Many times he guided hunters who stayed at "Kid" Wright's clubhouse. Mr. Wright was his brother-in-law.
He sold boats in 1910 for $20 each and before he died in 1977 he sold them for $200 each. Some of his boats are still around and can bring much more if the owners wanted to sell. There is one on loan at the Big Lake Welcome Center for people to view.
One of his youngest daughters, Jean Edwards, was at the event, along with his granddaughter, Karla Wilson, and his great-grandson, Kole Minton.
Mr. Hillhouse married Ida Crews in 1912 and they had nine children. The children have wonderful memories of growing up on a houseboat at Big Lake.
Uncle Dick lived off the land and some days he could make $400 selling fur and selling duck boats. The average salary in those days was around $40 a month.
He moved his family to town in 1945 but throughout his life he loved Big Lake and building boats.
William Oglesby said he was honored to be able to tell his father's story.
"Jim Oglesby lived 10 lifetimes in one life," his son said. "At the age of 11 his dad died and he went out on his own. A man named Will Still of Manila found him and took him to his home where he became part of the family."

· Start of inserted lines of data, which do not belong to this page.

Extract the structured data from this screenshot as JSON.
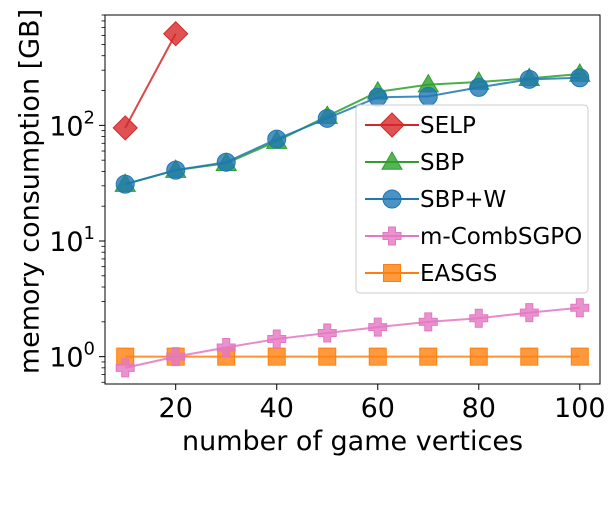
{
  "chart_data": {
    "type": "line",
    "title": "",
    "xlabel": "number of game vertices",
    "ylabel": "memory consumption [GB]",
    "yscale": "log",
    "xlim": [
      6,
      104
    ],
    "ylim": [
      0.58,
      900
    ],
    "x_ticks": [
      20,
      40,
      60,
      80,
      100
    ],
    "x_tick_labels": [
      "20",
      "40",
      "60",
      "80",
      "100"
    ],
    "y_ticks": [
      {
        "base": "10",
        "exp": "0",
        "value": 1
      },
      {
        "base": "10",
        "exp": "1",
        "value": 10
      },
      {
        "base": "10",
        "exp": "2",
        "value": 100
      }
    ],
    "legend_position": "center-right",
    "series": [
      {
        "name": "SELP",
        "color": "#d62728",
        "marker": "diamond",
        "x": [
          10,
          20
        ],
        "values": [
          95,
          620
        ]
      },
      {
        "name": "SBP",
        "color": "#2ca02c",
        "marker": "triangle",
        "x": [
          10,
          20,
          30,
          40,
          50,
          60,
          70,
          80,
          90,
          100
        ],
        "values": [
          31,
          41,
          47,
          73,
          120,
          195,
          225,
          237,
          255,
          278
        ]
      },
      {
        "name": "SBP+W",
        "color": "#1f77b4",
        "marker": "circle",
        "x": [
          10,
          20,
          30,
          40,
          50,
          60,
          70,
          80,
          90,
          100
        ],
        "values": [
          31,
          41,
          48,
          76,
          115,
          175,
          178,
          213,
          250,
          258
        ]
      },
      {
        "name": "m-CombSGPO",
        "color": "#e377c2",
        "marker": "plus",
        "x": [
          10,
          20,
          30,
          40,
          50,
          60,
          70,
          80,
          90,
          100
        ],
        "values": [
          0.8,
          1.0,
          1.2,
          1.42,
          1.6,
          1.8,
          2.0,
          2.15,
          2.4,
          2.65
        ]
      },
      {
        "name": "EASGS",
        "color": "#ff7f0e",
        "marker": "square",
        "x": [
          10,
          20,
          30,
          40,
          50,
          60,
          70,
          80,
          90,
          100
        ],
        "values": [
          1,
          1,
          1,
          1,
          1,
          1,
          1,
          1,
          1,
          1
        ]
      }
    ]
  }
}
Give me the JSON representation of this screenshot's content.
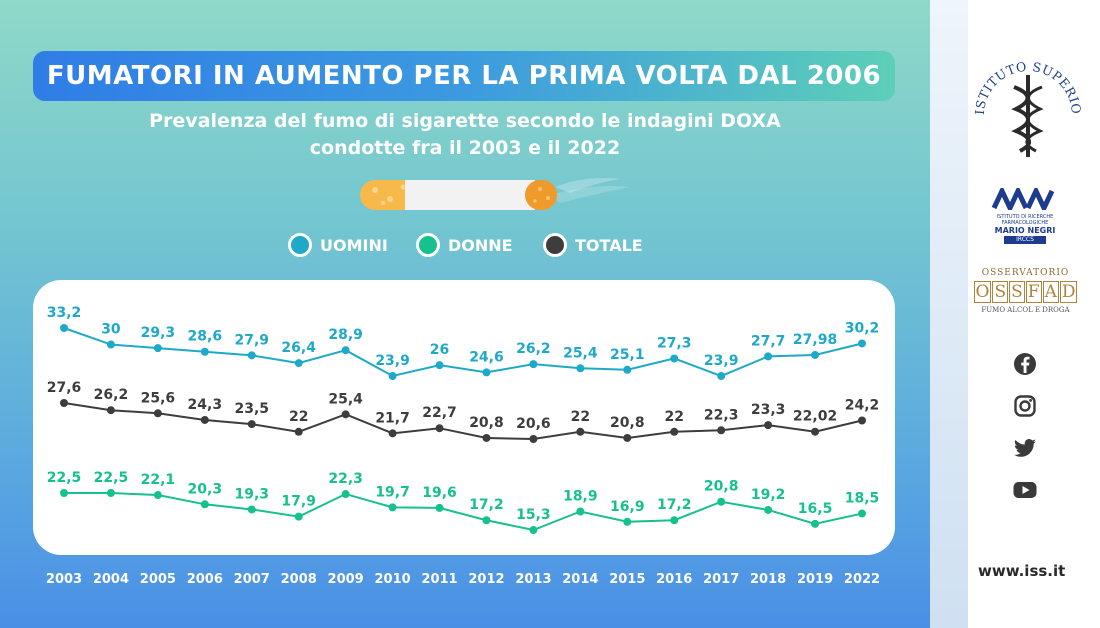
{
  "title": "FUMATORI IN AUMENTO PER LA PRIMA VOLTA DAL 2006",
  "subtitle_line1": "Prevalenza del fumo di sigarette secondo le indagini DOXA",
  "subtitle_line2": "condotte fra il 2003 e il 2022",
  "legend": {
    "uomini": "UOMINI",
    "donne": "DONNE",
    "totale": "TOTALE"
  },
  "colors": {
    "uomini": "#1ea9c8",
    "donne": "#17c08f",
    "totale": "#3d3d3d"
  },
  "chart_data": {
    "type": "line",
    "x": [
      "2003",
      "2004",
      "2005",
      "2006",
      "2007",
      "2008",
      "2009",
      "2010",
      "2011",
      "2012",
      "2013",
      "2014",
      "2015",
      "2016",
      "2017",
      "2018",
      "2019",
      "2022"
    ],
    "series": [
      {
        "name": "UOMINI",
        "color": "#1ea9c8",
        "values": [
          33.2,
          30,
          29.3,
          28.6,
          27.9,
          26.4,
          28.9,
          23.9,
          26,
          24.6,
          26.2,
          25.4,
          25.1,
          27.3,
          23.9,
          27.7,
          27.98,
          30.2
        ],
        "labels": [
          "33,2",
          "30",
          "29,3",
          "28,6",
          "27,9",
          "26,4",
          "28,9",
          "23,9",
          "26",
          "24,6",
          "26,2",
          "25,4",
          "25,1",
          "27,3",
          "23,9",
          "27,7",
          "27,98",
          "30,2"
        ]
      },
      {
        "name": "TOTALE",
        "color": "#3d3d3d",
        "values": [
          27.6,
          26.2,
          25.6,
          24.3,
          23.5,
          22,
          25.4,
          21.7,
          22.7,
          20.8,
          20.6,
          22,
          20.8,
          22,
          22.3,
          23.3,
          22.02,
          24.2
        ],
        "labels": [
          "27,6",
          "26,2",
          "25,6",
          "24,3",
          "23,5",
          "22",
          "25,4",
          "21,7",
          "22,7",
          "20,8",
          "20,6",
          "22",
          "20,8",
          "22",
          "22,3",
          "23,3",
          "22,02",
          "24,2"
        ]
      },
      {
        "name": "DONNE",
        "color": "#17c08f",
        "values": [
          22.5,
          22.5,
          22.1,
          20.3,
          19.3,
          17.9,
          22.3,
          19.7,
          19.6,
          17.2,
          15.3,
          18.9,
          16.9,
          17.2,
          20.8,
          19.2,
          16.5,
          18.5
        ],
        "labels": [
          "22,5",
          "22,5",
          "22,1",
          "20,3",
          "19,3",
          "17,9",
          "22,3",
          "19,7",
          "19,6",
          "17,2",
          "15,3",
          "18,9",
          "16,9",
          "17,2",
          "20,8",
          "19,2",
          "16,5",
          "18,5"
        ]
      }
    ]
  },
  "sidebar": {
    "iss_logo_text": "ISTITUTO SUPERIORE DI SANITÀ",
    "mn_logo_line1": "ISTITUTO DI RICERCHE FARMACOLOGICHE",
    "mn_logo_line2": "MARIO NEGRI",
    "mn_logo_line3": "IRCCS",
    "ossfad_line1": "OSSERVATORIO",
    "ossfad_letters": [
      "O",
      "S",
      "S",
      "F",
      "A",
      "D"
    ],
    "ossfad_line3": "FUMO ALCOL E DROGA",
    "social_icons": [
      "facebook-icon",
      "instagram-icon",
      "twitter-icon",
      "youtube-icon"
    ],
    "website": "www.iss.it"
  }
}
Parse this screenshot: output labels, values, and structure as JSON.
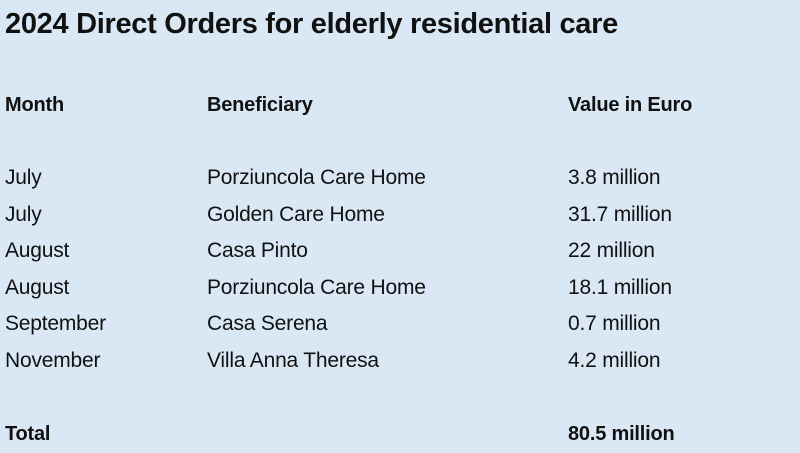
{
  "title": "2024 Direct Orders for elderly residential care",
  "headers": {
    "month": "Month",
    "beneficiary": "Beneficiary",
    "value": "Value in Euro"
  },
  "rows": [
    {
      "month": "July",
      "beneficiary": "Porziuncola Care Home",
      "value": "3.8 million"
    },
    {
      "month": "July",
      "beneficiary": "Golden Care Home",
      "value": "31.7 million"
    },
    {
      "month": "August",
      "beneficiary": "Casa Pinto",
      "value": "22 million"
    },
    {
      "month": "August",
      "beneficiary": "Porziuncola Care Home",
      "value": "18.1 million"
    },
    {
      "month": "September",
      "beneficiary": "Casa Serena",
      "value": "0.7 million"
    },
    {
      "month": "November",
      "beneficiary": "Villa Anna Theresa",
      "value": "4.2 million"
    }
  ],
  "total": {
    "label": "Total",
    "value": "80.5 million"
  },
  "colors": {
    "background": "#dae8f6",
    "text": "#111111"
  }
}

He told of his father's patriotism as he joined the U.S. Navy at the age of 14. When they found out he lied about his age, he was immediately released from the military service. He traveled as a logger, cattleman, boxer, and at 16 he joined the U.S. Army. After three years he came back to Arkansas and worked the farm.
"In 1939, when Hitler invaded Poland my father knew it was only a matter of time before the U.S. got into the war," William said. "He wanted to do his part to stop Hitler, so he went to Canada and joined the Army."
William told how he was selected to serve with an elite Essex Scottish Regiment. He told of the intensive training he went through to become part of what was known as the best fighting force on earth.
"They called him Arky," William said. "He was the only soldier from Arkansas in the Canadian Army."
His son shared his father's story of war, being a prisoner of war, and survival.
"My father said if everyone could see what I saw for two or three days there would never be another war," Williams said. "He was on death ward of the prison hospital for 31 days. Finally, the doctor decided to give him one more chance. He lost 65 pounds in those three weeks. He did survive and on his way home the Queen of Sweden came aboard the ship and my father met her."
He went back to Canada and then back to Arkansas. He tried to join the U.S. military again, but because of his health he was not accepted. He wrote a book entitled "Home From Dieppe" in an effort to help prisoners of war. In the book, he let the readers know what to send prisoners and related some of the tough times in his life.
"My dad always said there was no greater place to live than the U.S.," William said. "He left Arkansas and went to Michigan where he worked for General Motors. Instead of letting his war experiences hold him back he loved life and he loved children. My father said being in the death ward as a prisoner of war was not as hard on him as when my brother and I were in Vietnam. Remember, freedom is the greatest thing you can have."
Donna Jackson, local historian, coordinated the event. She expressed her appreciation to the volunteers for sharing a small part of Manila's history with the students.
Members of the depot committee and Manila Business Women served refreshments to the students and guests.
Janet Metheny, Manila social studies teacher, thanked everyone who participated in the event and commented that Tales From The Cemetery continues to be a successful learning experience for the students.
Students had the opportunity to tour the Depot Museum before returning to school.